“Cake”: How to Get Kicked Out of Your Support Group

Most of the buzz about the panned movie Cake has been focused on Jennifer Aniston‘s role as the lead, Claire Simmons, including her deglammed look for the part.

There are reasons, of course, for the latter. A few descriptions of Claire:

Tom Long, Detroit News: “We meet Claire at a support group for chronic pain sufferers, where the topic of conversation is Nina (Anna Kendrick), a group member who has recently committed suicide by jumping off a freeway overpass.”

Mick LaSalle, San Francisco Chronicle: “…(W)hen you’re in pain, who has time for diplomacy? Within her first five minutes of screen time, she unnerves her touchy-feely support group and gets a nervous phone call from her ex-husband. She is drinking and taking pills around the clock and seems to be half hoping she will accidentally kill herself. Her only contact is with her maid — Claire is well off — played by Adriana Barraza with subtlety and complex emotion.”

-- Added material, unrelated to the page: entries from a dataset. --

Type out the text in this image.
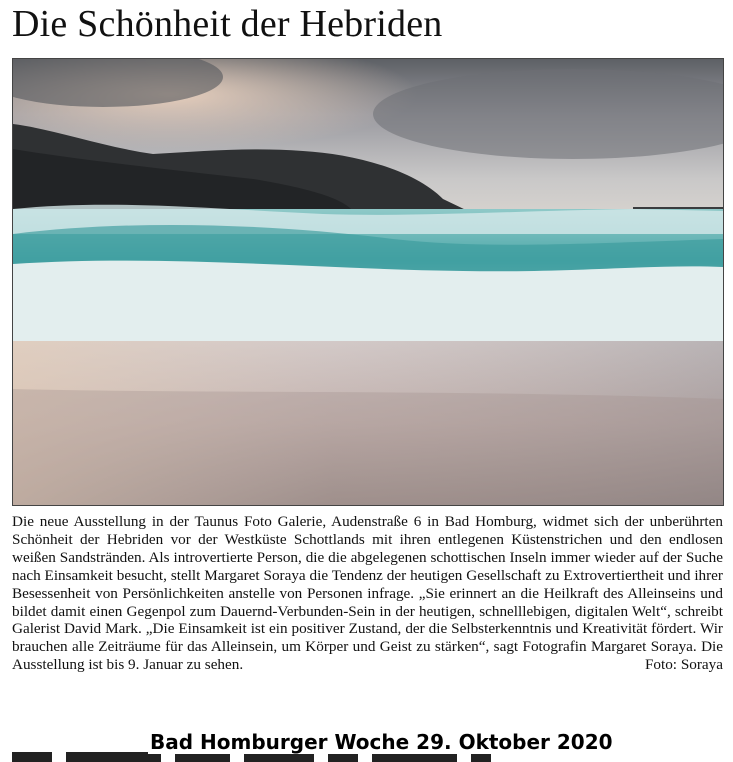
Die Schönheit der Hebriden
Die neue Ausstellung in der Taunus Foto Galerie, Audenstraße 6 in Bad Homburg, widmet sich der unberührten Schönheit der Hebriden vor der Westküste Schottlands mit ihren entlegenen Küstenstrichen und den endlosen weißen Sandstränden. Als introvertierte Person, die die abgelegenen schottischen Inseln immer wieder auf der Suche nach Einsamkeit besucht, stellt Margaret Soraya die Tendenz der heutigen Gesellschaft zu Extrovertiertheit und ihrer Besessenheit von Persönlichkeiten anstelle von Personen infrage. „Sie erinnert an die Heilkraft des Alleinseins und bildet damit einen Gegenpol zum Dauernd-Verbunden-Sein in der heutigen, schnelllebigen, digitalen Welt“, schreibt Galerist David Mark. „Die Einsamkeit ist ein positiver Zustand, der die Selbsterkenntnis und Kreativität fördert. Wir brauchen alle Zeiträume für das Alleinsein, um Körper und Geist zu stärken“, sagt Fotografin Margaret Soraya. Die Ausstellung ist bis 9. Januar zu sehen.	Foto: Soraya
Bad Homburger Woche 29. Oktober 2020
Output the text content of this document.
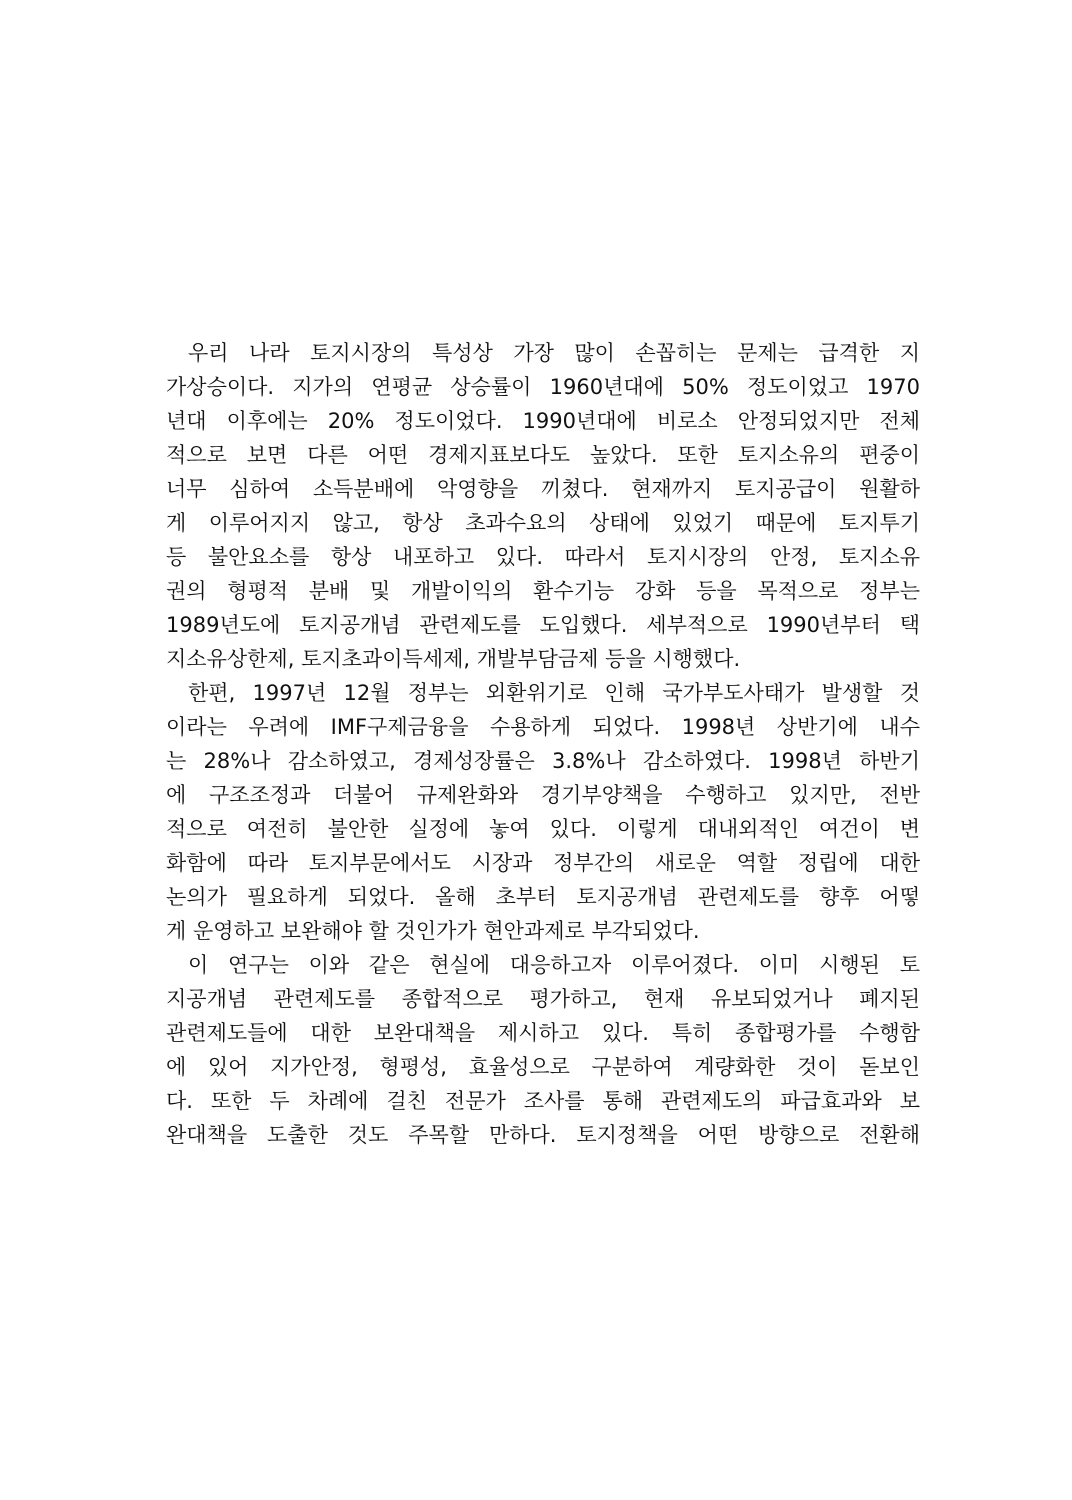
우리 나라 토지시장의 특성상 가장 많이 손꼽히는 문제는 급격한 지
가상승이다. 지가의 연평균 상승률이 1960년대에 50% 정도이었고 1970
년대 이후에는 20% 정도이었다. 1990년대에 비로소 안정되었지만 전체
적으로 보면 다른 어떤 경제지표보다도 높았다. 또한 토지소유의 편중이
너무 심하여 소득분배에 악영향을 끼쳤다. 현재까지 토지공급이 원활하
게 이루어지지 않고, 항상 초과수요의 상태에 있었기 때문에 토지투기
등 불안요소를 항상 내포하고 있다. 따라서 토지시장의 안정, 토지소유
권의 형평적 분배 및 개발이익의 환수기능 강화 등을 목적으로 정부는
1989년도에 토지공개념 관련제도를 도입했다. 세부적으로 1990년부터 택
지소유상한제, 토지초과이득세제, 개발부담금제 등을 시행했다.
한편, 1997년 12월 정부는 외환위기로 인해 국가부도사태가 발생할 것
이라는 우려에 IMF구제금융을 수용하게 되었다. 1998년 상반기에 내수
는 28%나 감소하였고, 경제성장률은 3.8%나 감소하였다. 1998년 하반기
에 구조조정과 더불어 규제완화와 경기부양책을 수행하고 있지만, 전반
적으로 여전히 불안한 실정에 놓여 있다. 이렇게 대내외적인 여건이 변
화함에 따라 토지부문에서도 시장과 정부간의 새로운 역할 정립에 대한
논의가 필요하게 되었다. 올해 초부터 토지공개념 관련제도를 향후 어떻
게 운영하고 보완해야 할 것인가가 현안과제로 부각되었다.
이 연구는 이와 같은 현실에 대응하고자 이루어졌다. 이미 시행된 토
지공개념 관련제도를 종합적으로 평가하고, 현재 유보되었거나 폐지된
관련제도들에 대한 보완대책을 제시하고 있다. 특히 종합평가를 수행함
에 있어 지가안정, 형평성, 효율성으로 구분하여 계량화한 것이 돋보인
다. 또한 두 차례에 걸친 전문가 조사를 통해 관련제도의 파급효과와 보
완대책을 도출한 것도 주목할 만하다. 토지정책을 어떤 방향으로 전환해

Melissa Maerz, Entertainment Weekly: “Claire is so bent on remaining miserable that she’s alienated her nice-guy husband (Chris Messina), her physical therapist (Mamie Gummer), and her support-group leader [Felicity Huffman], who ousts her from the circle.”

More About the Plot

Related to her own suicidal impulses, Claire becomes fixated on Nina’s suicide—she even dreams of her and talks to her ghost. Inkoo Kang, The Wrap: “Claire…begins visiting Nina’s widower Roy (Sam Worthington), the only other person in her life for whom rage is their default emotion. ‘Anger feels good,’ they agree. Roy provides Claire with some much-needed male company, but their relationship evolves into something much more complex (and, again, more believable) than a straightforward romance.”

Gradually some answers are revealed regarding Claire’s issues, and “cake” makes its meaningful appearance. Eventually, furthermore, Claire’s emotions are no longer limited to anger.

The Trailer

J. R. Jones, Chicago Reader: “Cake follows the formulaic arc of catharsis and healing too closely to be considered a major film, but its careful balance of humor and anguish, its sense of mirthless drollery, isn’t something you see every day. Whether or not Aniston ever gets another role like this one, I have a hard time imagining anyone else in it—and that’s the sign of a genuine actor.”